Para: Mim - De: Mim
PARA: MIM – DE: MIM
É segunda de noite e a semana mal começou. Meus medos se tornam mais assustadores de noite, é por isso que ainda não fui dormir. Parece que há uma máquina na minha mente que me faz lembrar minhas piores memórias, meus piores momentos. Engraçado como não preciso dormir para ter pesadelos.
Não é como se eu estivesse sozinha. Meu marido dorme ao meu lado, ele está cansado, nós dois estamos. Trabalhamos bastante nas últimas semanas e, novamente, essa semana mal começou. Não tivemos muito tempo um para o outro ultimamente, andamos ocupados, mas ainda estamos aqui, juntos.
Não sei o motivo de me sentir assim, tão assustada, como disse, não estou sozinha e tenho uma carreira sólida; mas as memórias não querem me deixar.
Nesse momento, uma memória me vem, uma que eu não lembrava ter. Uma garota de 8 anos, com seus grandes olhos castanhos, escrevendo em um diário.
Levanto-me da cama o mais quietamente possível para não acordar Harry e saio do quarto. Estou caminhando até uma sala da casa que usamos como depósito, para coisas que não usamos, mas não queremos jogar fora.

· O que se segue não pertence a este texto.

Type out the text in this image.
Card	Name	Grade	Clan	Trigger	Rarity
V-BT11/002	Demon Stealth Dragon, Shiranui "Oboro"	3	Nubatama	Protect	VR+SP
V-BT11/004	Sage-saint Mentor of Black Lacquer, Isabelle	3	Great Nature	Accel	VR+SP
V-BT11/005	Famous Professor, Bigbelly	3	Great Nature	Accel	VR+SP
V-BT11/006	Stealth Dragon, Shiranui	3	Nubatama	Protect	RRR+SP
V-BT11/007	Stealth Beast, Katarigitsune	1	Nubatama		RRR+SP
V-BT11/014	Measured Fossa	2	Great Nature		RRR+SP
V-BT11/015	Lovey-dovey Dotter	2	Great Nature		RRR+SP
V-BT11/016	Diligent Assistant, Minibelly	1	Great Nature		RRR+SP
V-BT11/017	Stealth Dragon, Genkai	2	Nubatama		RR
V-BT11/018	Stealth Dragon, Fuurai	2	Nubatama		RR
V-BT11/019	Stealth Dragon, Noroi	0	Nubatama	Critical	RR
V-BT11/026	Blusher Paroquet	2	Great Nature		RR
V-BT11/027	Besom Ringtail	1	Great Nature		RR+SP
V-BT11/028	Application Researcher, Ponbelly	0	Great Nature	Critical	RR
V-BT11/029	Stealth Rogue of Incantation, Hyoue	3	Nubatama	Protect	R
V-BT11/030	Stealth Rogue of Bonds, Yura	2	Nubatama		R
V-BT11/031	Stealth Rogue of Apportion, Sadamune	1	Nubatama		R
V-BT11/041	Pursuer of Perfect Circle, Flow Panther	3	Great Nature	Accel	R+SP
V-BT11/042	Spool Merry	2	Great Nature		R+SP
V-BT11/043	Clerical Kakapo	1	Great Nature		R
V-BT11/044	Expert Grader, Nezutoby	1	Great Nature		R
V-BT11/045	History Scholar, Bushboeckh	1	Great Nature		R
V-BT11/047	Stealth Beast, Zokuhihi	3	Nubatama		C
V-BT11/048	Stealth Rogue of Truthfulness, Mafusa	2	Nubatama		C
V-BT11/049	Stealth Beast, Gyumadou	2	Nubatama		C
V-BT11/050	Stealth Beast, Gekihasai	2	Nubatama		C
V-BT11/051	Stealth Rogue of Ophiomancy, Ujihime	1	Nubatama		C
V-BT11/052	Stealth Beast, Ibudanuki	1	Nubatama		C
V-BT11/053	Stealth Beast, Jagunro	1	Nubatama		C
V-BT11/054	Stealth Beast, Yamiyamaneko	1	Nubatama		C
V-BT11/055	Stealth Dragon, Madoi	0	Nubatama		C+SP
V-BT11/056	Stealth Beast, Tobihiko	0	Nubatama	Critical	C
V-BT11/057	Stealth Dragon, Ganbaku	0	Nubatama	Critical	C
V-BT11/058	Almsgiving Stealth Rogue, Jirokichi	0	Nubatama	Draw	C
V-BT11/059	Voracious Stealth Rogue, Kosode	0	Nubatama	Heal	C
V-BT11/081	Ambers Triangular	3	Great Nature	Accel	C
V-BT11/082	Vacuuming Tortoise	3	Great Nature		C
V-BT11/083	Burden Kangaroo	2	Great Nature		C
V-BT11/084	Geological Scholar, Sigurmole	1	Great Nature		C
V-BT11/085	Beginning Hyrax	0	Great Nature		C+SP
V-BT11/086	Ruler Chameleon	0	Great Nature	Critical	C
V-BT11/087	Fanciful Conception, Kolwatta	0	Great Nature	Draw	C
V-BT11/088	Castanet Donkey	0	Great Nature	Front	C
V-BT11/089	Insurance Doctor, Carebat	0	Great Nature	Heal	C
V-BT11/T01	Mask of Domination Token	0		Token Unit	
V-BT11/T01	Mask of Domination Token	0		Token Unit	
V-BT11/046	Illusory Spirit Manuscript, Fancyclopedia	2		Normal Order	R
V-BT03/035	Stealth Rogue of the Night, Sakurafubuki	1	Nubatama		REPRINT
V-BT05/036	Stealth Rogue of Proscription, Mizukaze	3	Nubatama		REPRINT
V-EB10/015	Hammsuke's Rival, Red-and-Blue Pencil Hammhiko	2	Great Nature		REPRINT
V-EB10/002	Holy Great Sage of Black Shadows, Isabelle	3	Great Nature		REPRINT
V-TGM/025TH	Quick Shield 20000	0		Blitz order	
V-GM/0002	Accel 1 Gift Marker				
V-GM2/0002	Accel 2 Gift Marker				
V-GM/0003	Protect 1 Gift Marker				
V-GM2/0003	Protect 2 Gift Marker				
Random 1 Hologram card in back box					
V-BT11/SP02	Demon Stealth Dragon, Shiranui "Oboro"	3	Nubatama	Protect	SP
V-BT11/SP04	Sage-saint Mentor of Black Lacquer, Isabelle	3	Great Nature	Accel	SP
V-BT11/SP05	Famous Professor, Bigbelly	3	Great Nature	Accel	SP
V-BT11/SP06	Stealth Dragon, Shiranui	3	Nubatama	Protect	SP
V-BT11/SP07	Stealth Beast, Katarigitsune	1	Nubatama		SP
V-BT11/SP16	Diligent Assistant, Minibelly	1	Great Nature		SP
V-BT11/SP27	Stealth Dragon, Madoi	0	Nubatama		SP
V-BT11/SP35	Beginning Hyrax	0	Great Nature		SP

Depois de alguns minutos, encontro a caixa que guarda minhas lembranças da infância e a abro. No fundo dela, bem escondido, como se tivesse medo da luz, está o diário de minha memória. Eu o pego e me dirijo à sala, onde sento em um sofá e começo a ler.
Escrevi essas coisas há quase vinte anos e me divirto com as passagens sobre os problemas que eu considerava tão complicados de resolver e hoje só considero boas lembranças.
Uma página especial me surpreende. Nela está escrito como título “Para mim quando for adulta” e embaixo tem a seguinte mensagem:
“Não sei se você lembra disso, nem sei se você lembra de mim. Por isso, não tenho certeza se vai ler isso um dia, mas mantenho minhas esperanças de que essa mensagem não seja sem motivo.
Hoje eu percebi uma coisa que me assustou muito e não me deixa dormir: eu vou crescer e talvez esquecer da minha infância, esquecer as brincadeiras, as lágrimas, os medos e os sonhos. Se isso acontecer, por favor, tente lembrar. Leia os velhos livros, veja os velhos filmes.
Pode ser que eu descubra que um beijo de amor não pode salvar uma vida, mas se permita lembrar que pode aquecer o coração.
Pode ser que, como outros adultos, dê muita importância ao trabalho e esqueça da diversão, mas se permita brincar de vez em quando.
Pode ser que esqueça dos meus problemas na escola, mas se permita reconhecer que sempre temos mais a aprender.
Pode ser que eu não tenha mais medo do escuro, mas se permita imaginar que há algo mais do que podemos ver.
Pode ser que eu não seja uma heroína que vai ganhar um Prêmio Nobel, mas se permita melhorar cada vez mais quem você é e fazer o certo.
Escrevo isso com medo de não ser lido e com a esperança de não ser necessário.
Eu imploro, por favor, não esqueça de mim. Pode ser que aconteça e não se lembre quem sou, mas se permita perceber que esquecer de mim é esquecer de você”.
Lágrimas caem dos meus olhos, não consigo parar os soluços ou os barulhos que eles fazem. Logo Harry está ao meu lado me abraçando e dizendo que tudo ficará bem.
Seu abraço e suas palavras me acalmam e o olho nos olhos, tão preocupado comigo, sorrindo. Ele me pergunta o que houve. Tudo que posso dizer é que lembrei quem sou. Ele ri confuso e aliviado ao mesmo tempo. Eu o beijo para aquecer nossos corações e ele me abraça mais forte. Quando nos afastamos um pouco nós dois estamos sorrindo, ele pega minha mão e a beija, logo olha para o diário na outra mão e pergunta:
-Quantos anos você tinha?
-Oito.
-Antes de nos conhecermos.
-Sim!
-Você se parecia nessa época com a garota que eu conheci?
-Muito.
-Não se preocupe então. Podemos estar ocupados ultimamente e sendo muito adultos, mas você não se esqueceu, não no que importa. Você continua sendo a mesma garota inteligente,mandona e com um grande coração.
Eu só pude sorrir e beijá-lo de novo.
Definitivamente, precisamos de férias. Logo. Há muitos lugares que sempre sonhei conhecer. E não posso me esquecer de fazer alguns planos: Prêmio Nobel aqui vou eu...
Quem sabe?
Afinal, eu não preciso dormir para sonhar.